Dear friends of Lambda Island,
I’m writing not from an island this time, but from the mountains. After a successful Heart of Clojure I decided to retreat to the Swiss Alps for a bit, to regroup after a few very busy months, and to get recharged and ready for an exciting fall season.
Heart of Clojure has been over a year in the making, and it was really magical to see it all come together in the end. Before I left on holidays I penned down some thoughts on the Lambda Island blog, in particular the things I thought we did well. My sincere hope is that other conference organizers will steal some of these ideas. On the blog: Fork this Conference.
We also started getting the first video files back from the video production company, these will go onto the Lambda Island youtube channel in the coming weeks. Subscribe if you want to be the first to know!
On the Island
A few new things went out on the site this month, the first being a new episode about clojure.core/for, a simple macro but with hidden depths. To illustrate the many things you can do with
for I looked for examples in open source projects, which really helped to move from theory to practice.
There’s also a new post on the blog, Advice to My Younger Self, about The Churn and The Great Traditions. If you’ve been around the Clojure world for a while you’ll surely find some of it recognizable. Maybe something to share with your friends who aren’t convinced yet of the value of such a stable and reliable ecosystem.
And last but not least, we have a new landing page! The old one hadn’t changed much since launching in 2016, even though a lot has happened since. We’ve added some testimonials from happy users, and are now showcasing the logos of companies with team subscriptions.
Last Month’s Survey
Last month we asked you for blog and episode ideas, and we got several great suggestions.
Some requests were to cover topics we already covered more in-depth, for instance Warren would like to dig deeper into Datomic, and Juraj wants to see some practical data modeling with Clojure Spec.
A few responses mentioned build tooling and deployment, Paul and Bob both said they found it frustrating to figure out the tools when starting with a new project. Helping people over these hurdles has been dear to our heart going all the way back to when we created Chestnut, and we’re thinking about alternative formats to better show off how to get a project from inception to production.
There were also requests for timeless topics like core.async and macros (thanks, Benny), and some topics that were already high on the list: re-frame interceptors we still want to cover in the second or third installment about interceptors, reitit is our routing library of choice these days, and we’ll have to cover our very own Kaocha at some point as well. Thanks Bastien for the reminder!
This month we have a single, simple question for you: what have you built using things you learned from Lambda Island? We want to know what our subscribers are making! It doesn’t matter if it’s a small hobby thing, an open source library, or a product you created as part of a team.

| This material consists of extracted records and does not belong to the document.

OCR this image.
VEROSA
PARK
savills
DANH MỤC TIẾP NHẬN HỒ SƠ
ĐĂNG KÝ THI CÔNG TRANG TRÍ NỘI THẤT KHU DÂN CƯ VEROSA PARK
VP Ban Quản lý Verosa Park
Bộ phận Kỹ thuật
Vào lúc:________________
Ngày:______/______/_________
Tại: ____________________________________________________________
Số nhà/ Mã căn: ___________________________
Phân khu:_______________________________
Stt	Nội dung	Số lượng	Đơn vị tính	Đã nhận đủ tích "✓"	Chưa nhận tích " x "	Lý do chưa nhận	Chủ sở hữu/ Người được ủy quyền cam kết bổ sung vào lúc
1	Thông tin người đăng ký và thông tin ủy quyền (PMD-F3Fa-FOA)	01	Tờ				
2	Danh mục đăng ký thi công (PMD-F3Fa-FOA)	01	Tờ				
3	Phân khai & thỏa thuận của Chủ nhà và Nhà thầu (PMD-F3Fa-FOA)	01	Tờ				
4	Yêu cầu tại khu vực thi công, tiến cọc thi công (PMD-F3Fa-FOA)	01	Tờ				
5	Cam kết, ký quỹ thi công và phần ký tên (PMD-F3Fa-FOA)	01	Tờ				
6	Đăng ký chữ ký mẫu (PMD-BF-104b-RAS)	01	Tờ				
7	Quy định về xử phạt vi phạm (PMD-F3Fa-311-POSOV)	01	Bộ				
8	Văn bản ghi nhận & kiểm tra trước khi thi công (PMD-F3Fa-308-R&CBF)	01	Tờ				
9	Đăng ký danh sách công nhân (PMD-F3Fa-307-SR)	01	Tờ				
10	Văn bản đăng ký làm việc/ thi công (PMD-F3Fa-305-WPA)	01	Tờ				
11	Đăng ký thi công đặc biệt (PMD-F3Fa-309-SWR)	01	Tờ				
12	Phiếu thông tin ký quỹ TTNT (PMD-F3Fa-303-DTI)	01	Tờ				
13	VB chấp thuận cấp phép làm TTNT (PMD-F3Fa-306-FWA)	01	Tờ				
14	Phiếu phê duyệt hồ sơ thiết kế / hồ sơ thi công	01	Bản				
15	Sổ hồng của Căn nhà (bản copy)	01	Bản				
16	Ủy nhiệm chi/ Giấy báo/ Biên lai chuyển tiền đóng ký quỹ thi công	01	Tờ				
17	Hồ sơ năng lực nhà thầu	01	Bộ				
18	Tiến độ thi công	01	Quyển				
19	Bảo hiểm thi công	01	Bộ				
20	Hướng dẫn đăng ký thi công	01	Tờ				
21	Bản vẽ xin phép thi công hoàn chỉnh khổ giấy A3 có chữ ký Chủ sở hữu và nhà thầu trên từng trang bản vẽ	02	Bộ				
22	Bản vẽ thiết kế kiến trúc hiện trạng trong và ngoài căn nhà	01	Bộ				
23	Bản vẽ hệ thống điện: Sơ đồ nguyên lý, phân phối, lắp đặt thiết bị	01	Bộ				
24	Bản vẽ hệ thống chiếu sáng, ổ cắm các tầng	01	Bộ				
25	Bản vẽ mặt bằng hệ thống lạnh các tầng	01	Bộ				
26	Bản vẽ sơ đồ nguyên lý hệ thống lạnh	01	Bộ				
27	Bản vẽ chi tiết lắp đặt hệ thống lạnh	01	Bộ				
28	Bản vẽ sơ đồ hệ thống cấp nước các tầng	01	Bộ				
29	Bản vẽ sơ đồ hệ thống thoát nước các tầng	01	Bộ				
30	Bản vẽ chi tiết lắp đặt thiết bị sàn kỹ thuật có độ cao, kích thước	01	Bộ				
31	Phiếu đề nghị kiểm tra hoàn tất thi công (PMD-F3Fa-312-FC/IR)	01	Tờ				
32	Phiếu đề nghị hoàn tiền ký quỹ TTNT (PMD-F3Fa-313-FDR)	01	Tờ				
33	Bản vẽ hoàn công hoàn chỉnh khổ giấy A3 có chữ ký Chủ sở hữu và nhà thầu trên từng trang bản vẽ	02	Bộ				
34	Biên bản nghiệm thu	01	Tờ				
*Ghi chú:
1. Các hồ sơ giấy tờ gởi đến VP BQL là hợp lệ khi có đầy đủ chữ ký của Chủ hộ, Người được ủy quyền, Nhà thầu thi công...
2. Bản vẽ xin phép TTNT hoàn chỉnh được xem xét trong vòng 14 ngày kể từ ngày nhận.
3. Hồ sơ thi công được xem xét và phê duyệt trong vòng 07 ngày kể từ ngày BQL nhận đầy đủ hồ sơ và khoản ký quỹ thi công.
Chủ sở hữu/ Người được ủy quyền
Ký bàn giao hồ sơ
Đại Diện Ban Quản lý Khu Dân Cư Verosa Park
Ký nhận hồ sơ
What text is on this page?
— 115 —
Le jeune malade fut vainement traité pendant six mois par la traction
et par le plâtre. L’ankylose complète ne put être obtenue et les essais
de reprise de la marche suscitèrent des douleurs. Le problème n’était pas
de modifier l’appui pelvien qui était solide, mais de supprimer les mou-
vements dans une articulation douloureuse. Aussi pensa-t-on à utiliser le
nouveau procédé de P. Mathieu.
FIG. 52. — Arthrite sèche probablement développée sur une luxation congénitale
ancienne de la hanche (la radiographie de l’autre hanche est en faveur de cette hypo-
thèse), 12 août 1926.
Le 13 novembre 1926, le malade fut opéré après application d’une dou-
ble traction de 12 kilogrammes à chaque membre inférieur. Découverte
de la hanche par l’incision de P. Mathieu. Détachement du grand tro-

Here at Lambda Island we’ve been thinking about ways to make Lambda Island more interactive, to better involve all of you in the process, rather than just being a one way stream. As a first step we’d like to start doing Office Hours, live stream events where we answers your questions.
The first session will take place on Friday 6 September, at 14:00 UTC (save the date!). This is an experiment, but if it goes well we’d like to do these regularly.
If you have any questions about the episodes, please send them to email@example.com.
Open Source & Community
Not much Open Source this month, with all the conference work taking up all spare time, but there are some improvements to kaocha-cljs that I’ve been working on, they haven’t been released yet, but they should provide a more stable foundation, hopefully fixing some of the issues people have been seeing with unreliable builds.
Magnar Sveen also just released a Kaocha integration for Emacs. This is hot off the press, so check it out, I know some of you have been waiting for just such a thing.
Around the ClojureVerse
To close off we’d like to highlights some ClojureVerse threads.
Thomas Heller is working on Upgrading React-native Support in shadow-cljs. Getting up and running with ClojureScript and react-native could still be a lot easier, and it’s great to see he’s using some of the Clojurists Together funds to work on this.